Since SOX5 is a master regulator of many genes, the study provides the foundation for the identification of downstream genetic factors that impact the development of spine OA. The genes identified for OA of other joints that are validated as therapeutic targets may also be relevant to spine OA as well as intervertebral disc degeneration.

“Patients suffering from back pain constitute a substantial portion of musculoskeletal disorders,” said HKU Professor John Leong Chi-yan. “Of the two major causes — disc degeneration and OA — the former can be identified by MRI, whereas OA is difficult to pinpoint. Thus, only symptomatic treatment is possible by using anti-inflammatory drugs and various modalities of physiotherapy.
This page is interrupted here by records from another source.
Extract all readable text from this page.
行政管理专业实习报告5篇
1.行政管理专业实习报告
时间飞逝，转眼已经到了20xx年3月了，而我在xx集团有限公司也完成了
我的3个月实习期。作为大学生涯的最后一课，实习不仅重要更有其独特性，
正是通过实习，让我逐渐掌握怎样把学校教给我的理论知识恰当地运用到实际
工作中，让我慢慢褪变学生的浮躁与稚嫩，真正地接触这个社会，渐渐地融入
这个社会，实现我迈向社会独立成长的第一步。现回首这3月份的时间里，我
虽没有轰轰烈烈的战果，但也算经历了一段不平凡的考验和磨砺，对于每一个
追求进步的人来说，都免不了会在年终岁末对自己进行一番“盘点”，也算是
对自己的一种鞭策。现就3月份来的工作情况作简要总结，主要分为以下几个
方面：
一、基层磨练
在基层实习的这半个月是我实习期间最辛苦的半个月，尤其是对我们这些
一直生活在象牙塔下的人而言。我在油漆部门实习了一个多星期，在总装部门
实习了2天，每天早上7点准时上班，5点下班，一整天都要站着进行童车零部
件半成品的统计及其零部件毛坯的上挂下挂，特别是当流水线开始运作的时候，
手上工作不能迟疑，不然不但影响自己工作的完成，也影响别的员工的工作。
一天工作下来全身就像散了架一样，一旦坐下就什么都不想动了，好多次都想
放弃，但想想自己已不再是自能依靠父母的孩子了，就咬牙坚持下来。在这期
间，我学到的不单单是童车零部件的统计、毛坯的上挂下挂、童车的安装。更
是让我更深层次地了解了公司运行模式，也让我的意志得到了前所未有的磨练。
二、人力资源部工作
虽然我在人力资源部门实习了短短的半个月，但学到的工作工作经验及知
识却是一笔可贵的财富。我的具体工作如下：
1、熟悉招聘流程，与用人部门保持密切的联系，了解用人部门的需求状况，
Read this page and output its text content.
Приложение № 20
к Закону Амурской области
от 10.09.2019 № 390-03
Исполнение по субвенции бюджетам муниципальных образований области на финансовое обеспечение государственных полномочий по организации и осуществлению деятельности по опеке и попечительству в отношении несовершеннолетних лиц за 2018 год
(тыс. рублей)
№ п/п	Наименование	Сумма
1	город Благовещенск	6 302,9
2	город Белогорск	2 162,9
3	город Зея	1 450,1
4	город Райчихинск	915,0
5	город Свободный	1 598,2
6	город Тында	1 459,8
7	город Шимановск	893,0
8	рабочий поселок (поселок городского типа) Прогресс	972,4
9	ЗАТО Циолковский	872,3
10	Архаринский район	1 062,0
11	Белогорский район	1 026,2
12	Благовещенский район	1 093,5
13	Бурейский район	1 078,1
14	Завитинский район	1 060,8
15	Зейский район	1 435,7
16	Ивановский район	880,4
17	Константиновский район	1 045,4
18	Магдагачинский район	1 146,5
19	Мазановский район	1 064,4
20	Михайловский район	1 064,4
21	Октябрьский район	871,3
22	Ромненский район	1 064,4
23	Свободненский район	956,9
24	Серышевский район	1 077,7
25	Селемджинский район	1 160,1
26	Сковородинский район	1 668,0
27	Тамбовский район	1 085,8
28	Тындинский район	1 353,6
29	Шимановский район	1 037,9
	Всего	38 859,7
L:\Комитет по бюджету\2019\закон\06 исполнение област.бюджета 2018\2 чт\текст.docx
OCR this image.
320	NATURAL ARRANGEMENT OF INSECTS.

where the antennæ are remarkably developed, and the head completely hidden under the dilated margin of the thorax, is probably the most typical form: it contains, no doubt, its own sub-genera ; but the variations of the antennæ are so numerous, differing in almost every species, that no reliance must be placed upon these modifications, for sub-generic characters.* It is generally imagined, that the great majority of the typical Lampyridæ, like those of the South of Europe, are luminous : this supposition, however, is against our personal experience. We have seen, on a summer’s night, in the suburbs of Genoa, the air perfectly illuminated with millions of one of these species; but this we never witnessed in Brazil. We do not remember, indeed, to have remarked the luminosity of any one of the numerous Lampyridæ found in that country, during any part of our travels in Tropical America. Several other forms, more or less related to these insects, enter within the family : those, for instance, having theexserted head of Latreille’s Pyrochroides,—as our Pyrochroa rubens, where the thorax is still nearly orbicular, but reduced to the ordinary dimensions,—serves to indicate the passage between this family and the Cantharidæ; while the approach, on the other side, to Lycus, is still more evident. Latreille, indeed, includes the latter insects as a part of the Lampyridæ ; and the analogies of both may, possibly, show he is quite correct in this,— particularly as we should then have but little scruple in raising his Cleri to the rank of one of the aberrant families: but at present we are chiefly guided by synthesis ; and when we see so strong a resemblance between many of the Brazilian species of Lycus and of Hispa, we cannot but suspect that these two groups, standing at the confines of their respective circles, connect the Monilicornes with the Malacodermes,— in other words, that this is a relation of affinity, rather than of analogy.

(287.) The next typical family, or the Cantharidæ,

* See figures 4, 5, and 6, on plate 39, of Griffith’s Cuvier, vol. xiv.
The clarification of the genes responsible for OA spine is a major step forward towards the possibility of more specific treatment, such as new drugs.”

“OA is a complex disease involving many factors,” concluded HKU Professor Danny Chan. “This collaborative effort illustrates the benefit and power of international sharing of large-scale data from cohort studies, and thinking outside the box in extracting additional information so that far-reaching goals can be achieved for the development of treatments that will benefit patients.”